Vient-il souligner la dimension animale de l’être humain, toujours aux aguets, dont une part a été domestiquée depuis tellement de générations, mais qui continue à porter quelque chose des instincts de ses si anciens ancêtres, comme le chien garde quelque chose des instincts du loup ? Que recèle effectivement la couleur chair : sa dimension animale ? Sa ressemblance avec une part de l’Humain ? La proximité de cet animal avec les hommes en a fait le compagnon de celui qui s’occupe et garde les autres animaux : « Les bergers et les pâtres sont presque toujours figurés avec un ou plusieurs chiens »**. Le partage de la condition animale pousse-t-il l’Humain en un chemin particulier ? Est-ce l’Humain qui entraîne une trans-formation de la part animale ? Le chemin du Mat – montre le Tarot – est inséparable de la part du mammifère qu’il est et qu’il porte : couleur chair de l’animal, de la cuisse, du sac à l’épaule, du visage, des mains.


La mythologie du Tarot énonce que ce sac couleur chair contient le jeu de Tarot … sac de chair, sac d’os et de chair … le corps
humain … sac contenant un jeu symbolique d’arcanes …
Le Mat est-il alors le gitan nomade lisant la bonne aventure – à la recherche de cette Bonne Nouvelle ? … Il est l’Humain poussé, par le ressenti de la solitude ontologique de l’homme, dans une quête cherchant à combler une incomplétude béante … sage qui cherche, dans l’expérience de son humanité, la connaissance du sens : le sens de l’incarnation.

Ce que les personnages du Tarot tiennent en mains est symbolique : sceptre, crosse, épée, aiguière et aussi bâton, bâton de marche. Le sceptre parle de pouvoir (extérieur ou intérieur), la crosse d’autorité spirituelle (intérieure) ou religieuse (extérieure), l’épée sépare, tranche et révèle, l’aiguière reçoit, transporte et transmet. Le bâton soutient et redresse – montrant pour l’Humain la verticalité, celle signifiée par l’arbre dont il est coupé, entre ciel et terre. Le Mat tient deux bâtons. Celui, curieux, posé sur ses épaules, est un support dont la blancheur interroge : est-il substantiel ou immatériel ? Ce bâton horizontal porte ce sac de chair – sac d’os ou sac d’arcanes ? Il est maintenu en équilibre sur le dos du voyageur par cette main, manifestant trois plus un doigt, soit quatre. Le bâton blancheur sépare le corps de la tête : frontière de dissociation ou lieu de la tension de l’unification ? Il est séparé en trois tronçons, séparés par deux pastilles blanches, l’une tenant lieu de pomme d’Adam, à la gorge du Mat : la gorge aurait-elle à trouver des paroles qui soient capables de remplir ce vide, qui pousse à combler, à aller chercher … ?
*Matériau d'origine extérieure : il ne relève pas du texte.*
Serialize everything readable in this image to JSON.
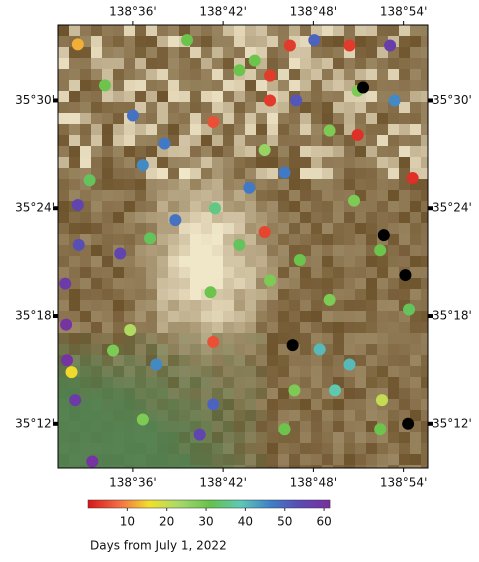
{
  "chart_data": {
    "type": "scatter",
    "xticks": [
      {
        "value": 138.6,
        "label": "138°36'"
      },
      {
        "value": 138.7,
        "label": "138°42'"
      },
      {
        "value": 138.8,
        "label": "138°48'"
      },
      {
        "value": 138.9,
        "label": "138°54'"
      }
    ],
    "yticks": [
      {
        "value": 35.5,
        "label": "35°30'"
      },
      {
        "value": 35.4,
        "label": "35°24'"
      },
      {
        "value": 35.3,
        "label": "35°18'"
      },
      {
        "value": 35.2,
        "label": "35°12'"
      }
    ],
    "xlim": [
      138.517,
      138.927
    ],
    "ylim": [
      35.159,
      35.57
    ],
    "colorbar": {
      "label": "Days from July 1, 2022",
      "clim": [
        0,
        61.5
      ],
      "ticks": [
        10,
        20,
        30,
        40,
        50,
        60
      ],
      "colormap": [
        "#d7191c",
        "#f46d43",
        "#f2e02c",
        "#a6d96a",
        "#66c24a",
        "#5ec9b5",
        "#3e7fc8",
        "#5b49b4",
        "#7b2f9e"
      ]
    },
    "points": {
      "lon": [
        138.539,
        138.774,
        138.84,
        138.752,
        138.752,
        138.849,
        138.91,
        138.746,
        138.689,
        138.689,
        138.6,
        138.635,
        138.611,
        138.729,
        138.647,
        138.539,
        138.54,
        138.586,
        138.525,
        138.526,
        138.527,
        138.536,
        138.555,
        138.674,
        138.689,
        138.626,
        138.885,
        138.801,
        138.781,
        138.89,
        138.768,
        138.807,
        138.84,
        138.824,
        138.691,
        138.619,
        138.686,
        138.752,
        138.785,
        138.818,
        138.874,
        138.906,
        138.718,
        138.66,
        138.818,
        138.746,
        138.569,
        138.552,
        138.578,
        138.611,
        138.768,
        138.874,
        138.779,
        138.845,
        138.735,
        138.849,
        138.876,
        138.532,
        138.597,
        138.718
      ],
      "lat": [
        35.552,
        35.551,
        35.551,
        35.523,
        35.5,
        35.468,
        35.428,
        35.378,
        35.276,
        35.48,
        35.486,
        35.46,
        35.44,
        35.419,
        35.389,
        35.403,
        35.366,
        35.358,
        35.33,
        35.292,
        35.259,
        35.222,
        35.165,
        35.19,
        35.218,
        35.255,
        35.551,
        35.556,
        35.5,
        35.5,
        35.433,
        35.269,
        35.255,
        35.231,
        35.4,
        35.372,
        35.322,
        35.333,
        35.352,
        35.315,
        35.361,
        35.306,
        35.528,
        35.556,
        35.472,
        35.454,
        35.514,
        35.426,
        35.268,
        35.204,
        35.195,
        35.195,
        35.231,
        35.407,
        35.537,
        35.509,
        35.222,
        35.248,
        35.287,
        35.366
      ],
      "days": [
        12,
        3,
        3,
        3,
        3,
        2,
        2,
        4,
        5,
        5,
        48,
        47,
        45,
        47,
        48,
        55,
        53,
        55,
        58,
        60,
        60,
        58,
        60,
        55,
        50,
        45,
        57,
        50,
        52,
        45,
        47,
        40,
        40,
        38,
        35,
        32,
        30,
        28,
        30,
        28,
        30,
        32,
        30,
        30,
        28,
        25,
        30,
        32,
        28,
        28,
        30,
        30,
        28,
        28,
        30,
        28,
        20,
        15,
        22,
        32
      ]
    },
    "black_points": {
      "color": "#000000",
      "lon": [
        138.855,
        138.878,
        138.902,
        138.777,
        138.905
      ],
      "lat": [
        35.512,
        35.375,
        35.338,
        35.273,
        35.2
      ]
    }
  }
}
Mat ? Fou de folie, fou du roi ? Fou de cette quête de remplir le vide de sens ? Ligne de force qui aspire vers l’avant tandis que le regard vise la vastitude du ciel, à moins que ce ne soit sa vacuité … L’arcane sans nombre partage avec l’arcane sans nom – XIII – cette dynamique d’un bâton orienté d’un angle proche de 66°30, l’angle d’inclinaison de l’axe du globe terrestre. Son corps manifeste une courbe, indique l’élan, depuis le centre d’un rayonnement qui porte vers l’avant, en dessinant cette croix de Saint André, tracée par l’intersection du bâton et de sa jambe droite : symbole de l’homme en mutation, de l’homme crucifié, pêcheur (André), frère de Simon dont le Christ fit son disciple (Pierre), l’Humain faillible, à qui il confia son église – la réunion des Humains en quête de spiritualité.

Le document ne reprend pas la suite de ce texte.